Questo ha anche comportato una progressiva convergenza tra le normative che disciplinano i due settori e, per vari aspetti, anche tra i due istituti di vigilanza. Oggi la struttura organizzativa dell’IVASS è integrata con quella della Banca d’Italia. È chiaro che, a fronte delle convergenze, tra settore bancario e assicurativo permangono differenze rilevanti, soprattutto circa le tipologie di prodotti offerti e le esigenze che sono destinati a soddisfare. Questo è vero in particolare per il cosiddetto ramo “danni” delle assicurazioni, che tutela da eventi che danneggiano il patrimonio o le possibilità di guadagno; le differenze sono più sfumate nell’offerta di prodotti di risparmio e di gestione previdenziale rivolti alle famiglie.
Per concludere, la crisi ha colpito quasi tutti i settori economici. Qual è una possibile ricetta per uscire fuori dalla recessione? E in questo senso, quale può essere il contributo della ricerca in campo scientifico, economico, sociale, digitale e così via?
Fino a quando non saremo in grado di rimuovere le limitazioni alle interazioni sociali, l’attività produttiva resterà rallentata in interi settori; famiglie e imprese resteranno in condizioni di elevata incertezza. Gli interventi pubblici e la politica monetaria possono alleviare i costi sociali e possono salvaguardare la sopravvivenza delle imprese, ma non impedire la caduta della produzione. La disponibilità di vaccini e cure è il fattore più importante, anche per la ripresa dell’economia.
La ricerca scientifica è cruciale.
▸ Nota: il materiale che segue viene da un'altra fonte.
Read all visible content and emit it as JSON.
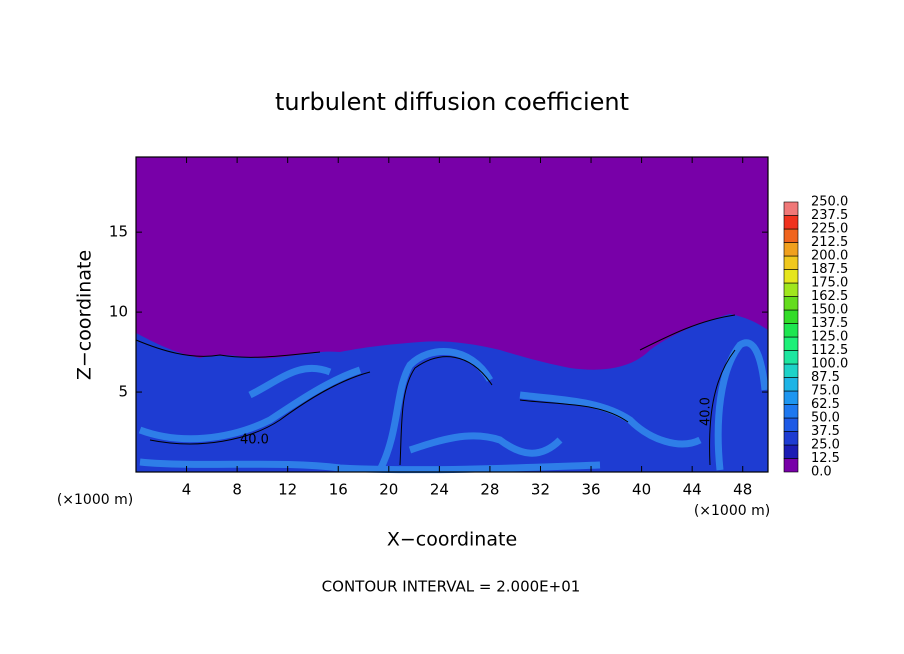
{
  "chart_data": {
    "type": "contour",
    "title": "turbulent diffusion coefficient",
    "x_label": "X−coordinate",
    "y_label": "Z−coordinate",
    "x_unit_label": "(×1000 m)",
    "y_unit_label": "(×1000 m)",
    "annotation": "CONTOUR INTERVAL = 2.000E+01",
    "contour_labels": [
      "40.0",
      "40.0"
    ],
    "xlim": [
      0,
      50
    ],
    "xticks": [
      4,
      8,
      12,
      16,
      20,
      24,
      28,
      32,
      36,
      40,
      44,
      48
    ],
    "ylim": [
      0,
      19.7
    ],
    "yticks": [
      5,
      10,
      15
    ],
    "colorbar": {
      "lim": [
        0,
        250
      ],
      "ticks": [
        {
          "value": 0,
          "label": "0.0"
        },
        12.5,
        {
          "value": 25,
          "label": "25.0"
        },
        37.5,
        {
          "value": 50,
          "label": "50.0"
        },
        62.5,
        {
          "value": 75,
          "label": "75.0"
        },
        87.5,
        {
          "value": 100,
          "label": "100.0"
        },
        112.5,
        {
          "value": 125,
          "label": "125.0"
        },
        137.5,
        {
          "value": 150,
          "label": "150.0"
        },
        162.5,
        {
          "value": 175,
          "label": "175.0"
        },
        187.5,
        {
          "value": 200,
          "label": "200.0"
        },
        212.5,
        {
          "value": 225,
          "label": "225.0"
        },
        237.5,
        {
          "value": 250,
          "label": "250.0"
        }
      ],
      "colors": [
        "#7800a8",
        "#1c1cb4",
        "#1e3cd2",
        "#1e5ae6",
        "#1e78f0",
        "#1e96f0",
        "#1eb4e6",
        "#1ed2c8",
        "#1ee6a0",
        "#1ef078",
        "#1ee650",
        "#32dc28",
        "#64dc1e",
        "#a0e61e",
        "#e6e61e",
        "#f0c81e",
        "#f0a01e",
        "#f0641e",
        "#f0321e",
        "#f07878"
      ]
    }
  }
}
Senza gli avanzamenti della medicina e delle biotecnologie oggi saremmo costretti a perseguire l’immunità di gregge lasciando circolare il virus, con costi di vite umane enormi. Inoltre, senza le innovazioni nel campo digitale le misure di distanziamento avrebbero paralizzato comparti ancora più ampi della nostra economia.
Guardando al futuro, si prospetta un periodo di cambiamenti nei modelli di consumo, produzione, commercio internazionale, determinati dagli effetti della pandemia, dall’esigenza di contrastare il riscaldamento globale e dallo sviluppo della digitalizzazione. Non sappiamo ancora quali saranno i nuovi equilibri, ma sicuramente dobbiamo costruire le condizioni per poterci adattare rapidamente ai cambiamenti. L’Italia deve colmare i suoi ritardi nell’innovazione e nella formazione di capitale umano.
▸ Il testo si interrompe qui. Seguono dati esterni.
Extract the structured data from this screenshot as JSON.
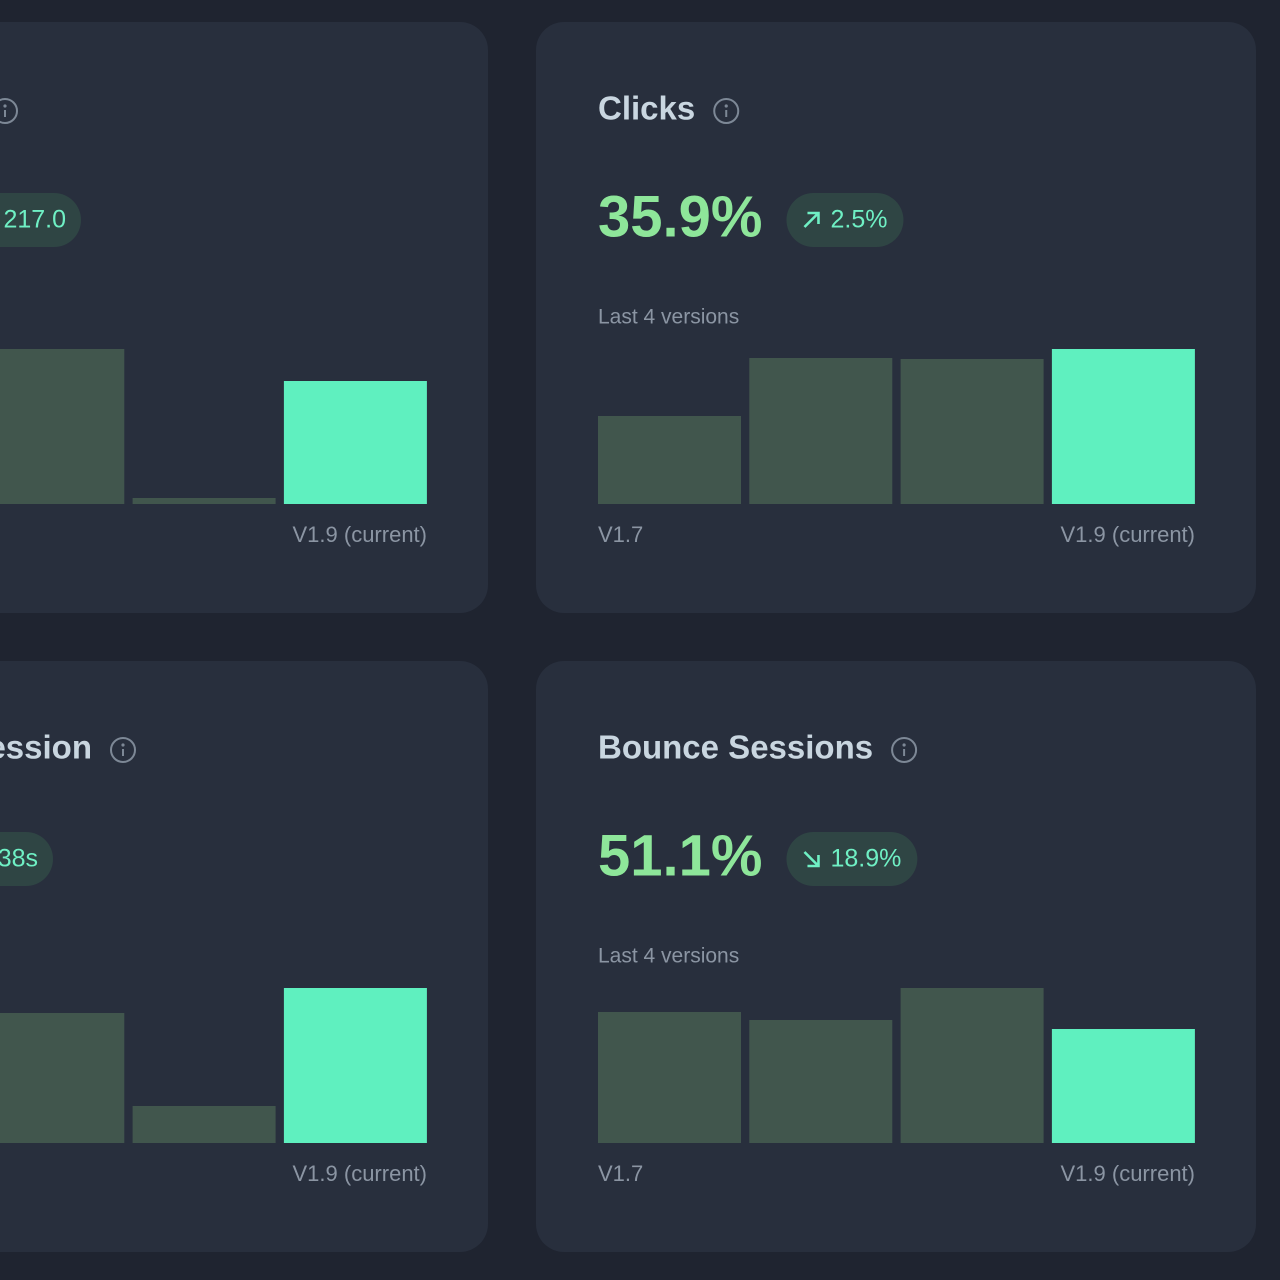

Lo sviluppo di un’economia avanzata si innesta sulla conoscenza, quella cristallizzata nelle tecnologie, quella che si sedimenta nelle persone (il capitale umano), quella che si crea nelle università, nei centri di ricerca e nell’attività innovativa delle imprese. Per tornare a crescere occorrono investimenti innovativi e la capacità di modernizzare il tessuto produttivo e il settore pubblico (amministrazioni, scuola, sanità), in modo da poter trarre pieno beneficio dai progressi scientifici e tecnologici su cui l’Europa e tutte le economie avanzate contano per affrontare le sfide davanti a noi.